Платон Лукич Нарбутов сидел за своим дубовым столом. Его вдумчиво-тревожный взгляд мог бы принадлежать дерзкому капитану, стоящему на мостике идущего ко дну корабля. Однако моряком Платон никогда не был. Да и личного корабля он тоже отродясь не имел. Его судном, пожалуй, мог бы считаться лишь этот злополучный письменный стол, к «борту» которого стоило прибить гордое название «Вдохновение». Впрочем, уплыть на нем хоть куда-нибудь было невозможно, поскольку оно прочно застряло на мели посреди тихого, болотного оцепенения питерского вечера.
Перед ним лежал лист бумаги. Его белизна не отличилась творческой привлекательностью. Она слепила усталого автора, словно снежная пустыня, в которой уже заблудились несколько одиноких, красивых строчек. Потерянные и окоченевшие, они кучковались в самом верху страницы, боясь отправиться в долгое литературное путешествие. Слова комом вертелись в голове Платона и вот, в очередной раз нащупав что-то гениальное, он схватился за ручку и принялся выводить первое предложение:
«Двор тонул в предвечернем сумраке, и фонарь…»
Фонарь что? Мигал, как совесть пьяницы? Лился на брусчатку жидким оловом отчаяния? Все эти сравнения уже были кем-то когда-то украдены, пережеваны и выплюнуты обратно в мировую литературу. Они недостойны писательского пера. И Платон, лишь на минуту впустив их в свой разум, переставал быть Автором. Прокручивая подобную посредственность, он, скорее, становился следователем, пытающимся раскрыть дело о бесстыдном воровстве, совершенном кем-то другим.
Его кабинет мог бы стать иллюстрацией фразы «проигранная война». На полках вытянулись шеренги корешков – пантеон его повелителей и мучителей.
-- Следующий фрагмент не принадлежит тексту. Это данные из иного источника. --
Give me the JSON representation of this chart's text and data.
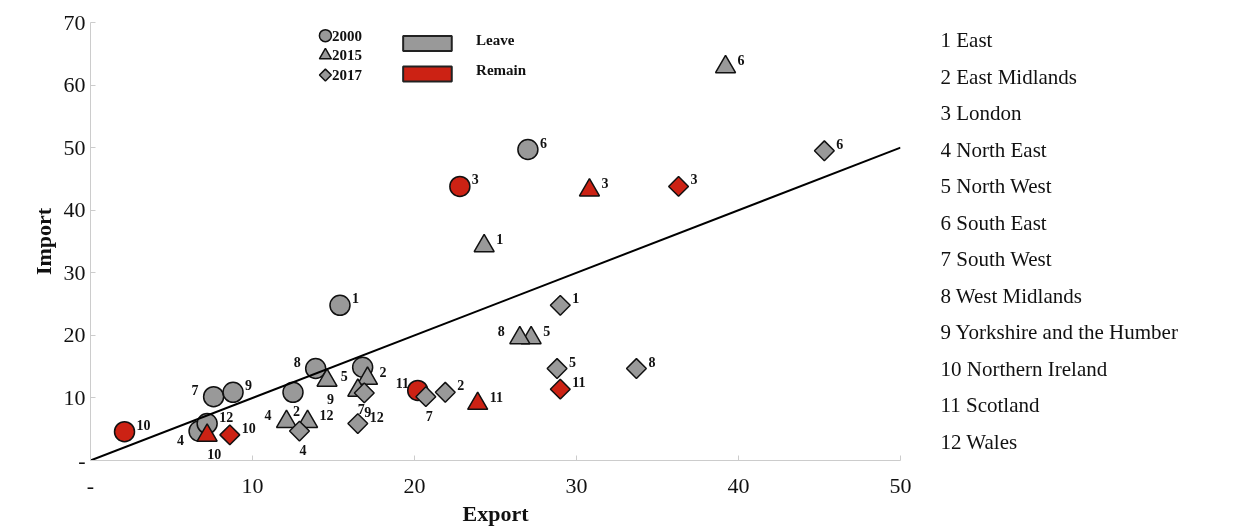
{
  "chart_data": {
    "type": "scatter",
    "xlabel": "Export",
    "ylabel": "Import",
    "xlim": [
      0,
      50
    ],
    "ylim": [
      0,
      70
    ],
    "xticks": [
      {
        "value": 0,
        "label": "-"
      },
      10,
      20,
      30,
      40,
      50
    ],
    "yticks": [
      {
        "value": 0,
        "label": "-"
      },
      10,
      20,
      30,
      40,
      50,
      60,
      70
    ],
    "legend": "top",
    "grid": false,
    "series": [
      {
        "name": "2000",
        "marker": "circle",
        "x": [
          15.4,
          12.5,
          22.8,
          6.7,
          16.8,
          27.0,
          7.6,
          13.9,
          8.8,
          2.1,
          20.2,
          7.2
        ],
        "values": [
          24.8,
          10.9,
          43.8,
          4.7,
          14.9,
          49.7,
          10.2,
          14.7,
          10.9,
          4.6,
          11.2,
          5.9
        ],
        "colors": [
          "#999999",
          "#999999",
          "#cc2214",
          "#999999",
          "#999999",
          "#999999",
          "#999999",
          "#999999",
          "#999999",
          "#cc2214",
          "#cc2214",
          "#999999"
        ]
      },
      {
        "name": "2015",
        "marker": "triangle",
        "x": [
          24.3,
          17.1,
          30.8,
          12.1,
          27.2,
          39.2,
          16.5,
          26.5,
          14.6,
          7.2,
          23.9,
          13.4
        ],
        "values": [
          34.3,
          13.1,
          43.2,
          6.2,
          19.6,
          62.9,
          11.2,
          19.6,
          12.8,
          4.0,
          9.1,
          6.2
        ],
        "colors": [
          "#999999",
          "#999999",
          "#cc2214",
          "#999999",
          "#999999",
          "#999999",
          "#999999",
          "#999999",
          "#999999",
          "#cc2214",
          "#cc2214",
          "#999999"
        ]
      },
      {
        "name": "2017",
        "marker": "diamond",
        "x": [
          29.0,
          21.9,
          36.3,
          12.9,
          28.8,
          45.3,
          20.7,
          33.7,
          16.9,
          8.6,
          29.0,
          16.5
        ],
        "values": [
          24.8,
          10.9,
          43.8,
          4.7,
          14.7,
          49.5,
          10.2,
          14.7,
          10.8,
          4.1,
          11.4,
          5.9
        ],
        "colors": [
          "#999999",
          "#999999",
          "#cc2214",
          "#999999",
          "#999999",
          "#999999",
          "#999999",
          "#999999",
          "#999999",
          "#cc2214",
          "#cc2214",
          "#999999"
        ]
      },
      {
        "name": "Leave",
        "type": "bar",
        "color": "#999999"
      },
      {
        "name": "Remain",
        "type": "bar",
        "color": "#cc2214"
      },
      {
        "type": "line",
        "color": "#000000",
        "x": [
          0,
          50
        ],
        "values": [
          0,
          50
        ]
      }
    ],
    "annotations": [
      "1 East",
      "2 East Midlands",
      "3 London",
      "4 North East",
      "5 North West",
      "6 South East",
      "7 South West",
      "8 West Midlands",
      "9 Yorkshire and the Humber",
      "10 Northern Ireland",
      "11 Scotland",
      "12 Wales",
      {
        "text": "1",
        "x": 15.4,
        "y": 24.8
      },
      {
        "text": "2",
        "x": 12.5,
        "y": 10.9
      },
      {
        "text": "3",
        "x": 22.8,
        "y": 43.8
      },
      {
        "text": "4",
        "x": 6.7,
        "y": 4.7
      },
      {
        "text": "5",
        "x": 16.8,
        "y": 14.9
      },
      {
        "text": "6",
        "x": 27.0,
        "y": 49.7
      },
      {
        "text": "7",
        "x": 7.6,
        "y": 10.2
      },
      {
        "text": "8",
        "x": 13.9,
        "y": 14.7
      },
      {
        "text": "9",
        "x": 8.8,
        "y": 10.9
      },
      {
        "text": "10",
        "x": 2.1,
        "y": 4.6
      },
      {
        "text": "11",
        "x": 20.2,
        "y": 11.2
      },
      {
        "text": "12",
        "x": 7.2,
        "y": 5.9
      },
      {
        "text": "1",
        "x": 24.3,
        "y": 34.3
      },
      {
        "text": "2",
        "x": 17.1,
        "y": 13.1
      },
      {
        "text": "3",
        "x": 30.8,
        "y": 43.2
      },
      {
        "text": "4",
        "x": 12.1,
        "y": 6.2
      },
      {
        "text": "5",
        "x": 27.2,
        "y": 19.6
      },
      {
        "text": "6",
        "x": 39.2,
        "y": 62.9
      },
      {
        "text": "7",
        "x": 16.5,
        "y": 11.2
      },
      {
        "text": "8",
        "x": 26.5,
        "y": 19.6
      },
      {
        "text": "9",
        "x": 14.6,
        "y": 12.8
      },
      {
        "text": "10",
        "x": 7.2,
        "y": 4.0
      },
      {
        "text": "11",
        "x": 23.9,
        "y": 9.1
      },
      {
        "text": "12",
        "x": 13.4,
        "y": 6.2
      },
      {
        "text": "1",
        "x": 29.0,
        "y": 24.8
      },
      {
        "text": "2",
        "x": 21.9,
        "y": 10.9
      },
      {
        "text": "3",
        "x": 36.3,
        "y": 43.8
      },
      {
        "text": "4",
        "x": 12.9,
        "y": 4.7
      },
      {
        "text": "5",
        "x": 28.8,
        "y": 14.7
      },
      {
        "text": "6",
        "x": 45.3,
        "y": 49.5
      },
      {
        "text": "7",
        "x": 20.7,
        "y": 10.2
      },
      {
        "text": "8",
        "x": 33.7,
        "y": 14.7
      },
      {
        "text": "9",
        "x": 16.9,
        "y": 10.8
      },
      {
        "text": "10",
        "x": 8.6,
        "y": 4.1
      },
      {
        "text": "11",
        "x": 29.0,
        "y": 11.4
      },
      {
        "text": "12",
        "x": 16.5,
        "y": 5.9
      }
    ]
  }
}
Достоевский смотрел на Платона сумасшедшим прищуренным взглядом, а портрет Набокова излучал холодную презрительность. «Мы уже все сказали», – коварно шептали они с обложек коллекционных томиков, – «Что ты можешь добавить, Нарбутов?».
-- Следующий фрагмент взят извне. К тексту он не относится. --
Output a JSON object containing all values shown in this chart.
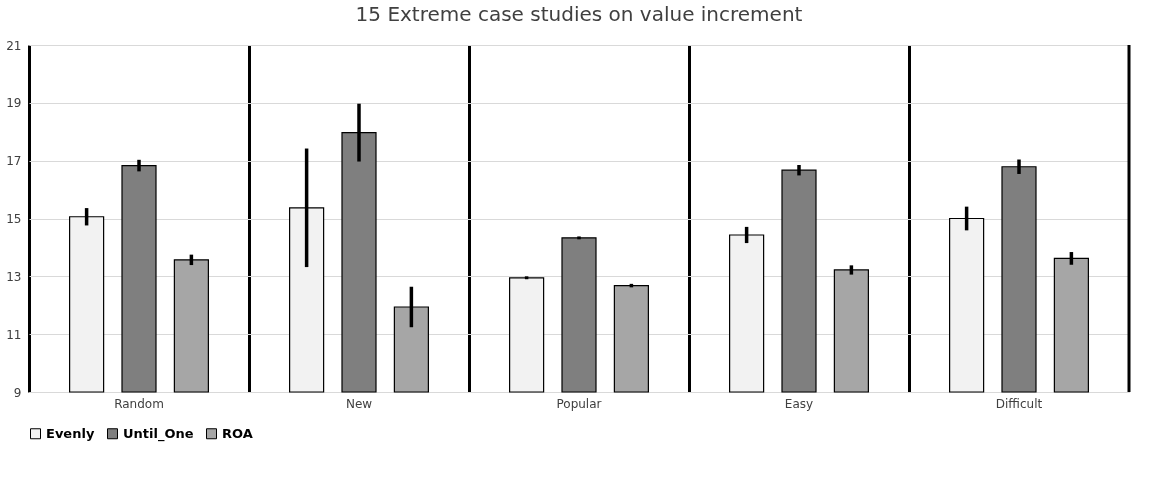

Он отложил ручку – дорогую, само собой, и подаренную не кем-либо, а самим Игорем Васильевичем – редактором лучшего в стране литературного журнала «Зрелость». Эта ручка была свидетельницей его скромных творческих побед и, быть может, она верила в гениальность своего владельца даже больше, чем он сам.
Платон потянулся к пачке сигарет. Ритуал был отточен: ловкое «выуживание» табачного сверстка, щелчок зажигалки, глубокий вдох. Пепел он стряхивал в массивную бронзовую чернильницу – еще один подарок. Только от поклонницы времен его недолгой и почти мифической славы. Теперь это была, пусть и приметная, но пепельница. Символ того, как высокое искусство приносится в жертву низменным привычкам.
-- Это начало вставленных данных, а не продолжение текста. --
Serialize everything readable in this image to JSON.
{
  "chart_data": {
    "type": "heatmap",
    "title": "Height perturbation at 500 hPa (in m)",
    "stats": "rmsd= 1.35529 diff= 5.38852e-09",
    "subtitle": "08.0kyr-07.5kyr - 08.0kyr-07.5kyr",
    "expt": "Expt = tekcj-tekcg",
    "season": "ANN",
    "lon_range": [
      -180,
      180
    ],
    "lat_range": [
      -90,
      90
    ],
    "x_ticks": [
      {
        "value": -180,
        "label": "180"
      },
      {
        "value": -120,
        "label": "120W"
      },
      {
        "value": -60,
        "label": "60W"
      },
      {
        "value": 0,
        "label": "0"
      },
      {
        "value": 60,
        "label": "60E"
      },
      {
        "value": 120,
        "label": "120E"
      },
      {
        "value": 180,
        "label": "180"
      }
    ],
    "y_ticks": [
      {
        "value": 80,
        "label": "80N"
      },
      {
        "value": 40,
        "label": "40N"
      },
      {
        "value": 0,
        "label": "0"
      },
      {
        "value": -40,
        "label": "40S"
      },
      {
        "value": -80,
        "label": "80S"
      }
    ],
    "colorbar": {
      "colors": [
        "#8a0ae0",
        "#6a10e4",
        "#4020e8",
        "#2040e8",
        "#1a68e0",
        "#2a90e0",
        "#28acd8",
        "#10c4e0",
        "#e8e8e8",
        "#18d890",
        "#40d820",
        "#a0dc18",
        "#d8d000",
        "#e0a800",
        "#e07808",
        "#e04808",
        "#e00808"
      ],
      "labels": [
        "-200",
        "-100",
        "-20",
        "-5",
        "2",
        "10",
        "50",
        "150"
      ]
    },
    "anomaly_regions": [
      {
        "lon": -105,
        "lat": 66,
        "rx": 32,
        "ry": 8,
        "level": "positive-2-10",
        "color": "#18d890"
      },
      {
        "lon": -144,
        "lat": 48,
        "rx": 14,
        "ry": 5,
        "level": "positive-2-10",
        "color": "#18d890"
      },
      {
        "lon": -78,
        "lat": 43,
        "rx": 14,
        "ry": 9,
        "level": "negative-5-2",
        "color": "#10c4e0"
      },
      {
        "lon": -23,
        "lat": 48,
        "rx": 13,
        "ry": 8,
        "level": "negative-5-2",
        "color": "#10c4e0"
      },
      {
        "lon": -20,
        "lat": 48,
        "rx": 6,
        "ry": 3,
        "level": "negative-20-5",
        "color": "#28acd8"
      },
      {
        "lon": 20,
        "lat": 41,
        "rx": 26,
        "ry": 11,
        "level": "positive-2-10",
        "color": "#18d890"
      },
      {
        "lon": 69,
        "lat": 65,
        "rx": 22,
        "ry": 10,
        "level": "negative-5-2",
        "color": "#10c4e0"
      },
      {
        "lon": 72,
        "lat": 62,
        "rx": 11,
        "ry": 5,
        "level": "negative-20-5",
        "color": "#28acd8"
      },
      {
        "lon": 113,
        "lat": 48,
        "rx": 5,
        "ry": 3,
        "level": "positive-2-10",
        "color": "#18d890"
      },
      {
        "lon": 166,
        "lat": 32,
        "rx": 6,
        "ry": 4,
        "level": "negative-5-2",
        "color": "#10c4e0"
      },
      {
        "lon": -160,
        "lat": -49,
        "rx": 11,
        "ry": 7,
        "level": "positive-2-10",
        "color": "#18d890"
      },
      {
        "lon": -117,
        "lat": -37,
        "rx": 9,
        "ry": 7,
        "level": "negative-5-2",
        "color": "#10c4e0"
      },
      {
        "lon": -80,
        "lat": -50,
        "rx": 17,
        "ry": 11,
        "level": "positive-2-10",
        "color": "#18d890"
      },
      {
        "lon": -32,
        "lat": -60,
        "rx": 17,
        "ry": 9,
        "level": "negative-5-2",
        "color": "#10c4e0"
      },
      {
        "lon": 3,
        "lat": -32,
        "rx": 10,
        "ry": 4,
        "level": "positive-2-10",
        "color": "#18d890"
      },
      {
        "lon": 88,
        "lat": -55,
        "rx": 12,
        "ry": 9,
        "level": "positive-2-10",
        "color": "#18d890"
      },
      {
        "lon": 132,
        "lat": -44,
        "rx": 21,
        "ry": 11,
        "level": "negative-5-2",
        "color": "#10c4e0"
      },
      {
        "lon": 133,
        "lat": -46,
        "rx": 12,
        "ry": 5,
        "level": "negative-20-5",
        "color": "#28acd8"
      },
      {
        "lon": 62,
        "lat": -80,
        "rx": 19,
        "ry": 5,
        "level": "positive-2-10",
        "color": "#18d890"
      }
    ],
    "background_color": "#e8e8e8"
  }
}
Провожаемый едва заметной струйкой дыма, он подошел к окну. За ним был тот самый двор, который он пытался описать. Тот самый фонарь. Реальность была до обидного простой и глупой. Фонарь просто горел. Тускло. Никакого олова, никакой совести, никакого алкоголика под ним. Просто старый фонарь. Но отчего-то Платон видел в этом фонаре все: и олово, и совесть, и метафору всей русской истории.
Однако найти подходящих слов, способных вместить в себя весь этот творческий разгул, он не мог. Писатель был болен «экзистенциальным слогом». Этот недуг Платон придумал самостоятельно. Заключался он в невозможности выражаться просто и ясно, ибо простота кажется предательством по отношению к сложности бытия. Выражаться сложно тоже нельзя, поскольку все сложности уже были присвоены гениями литературы.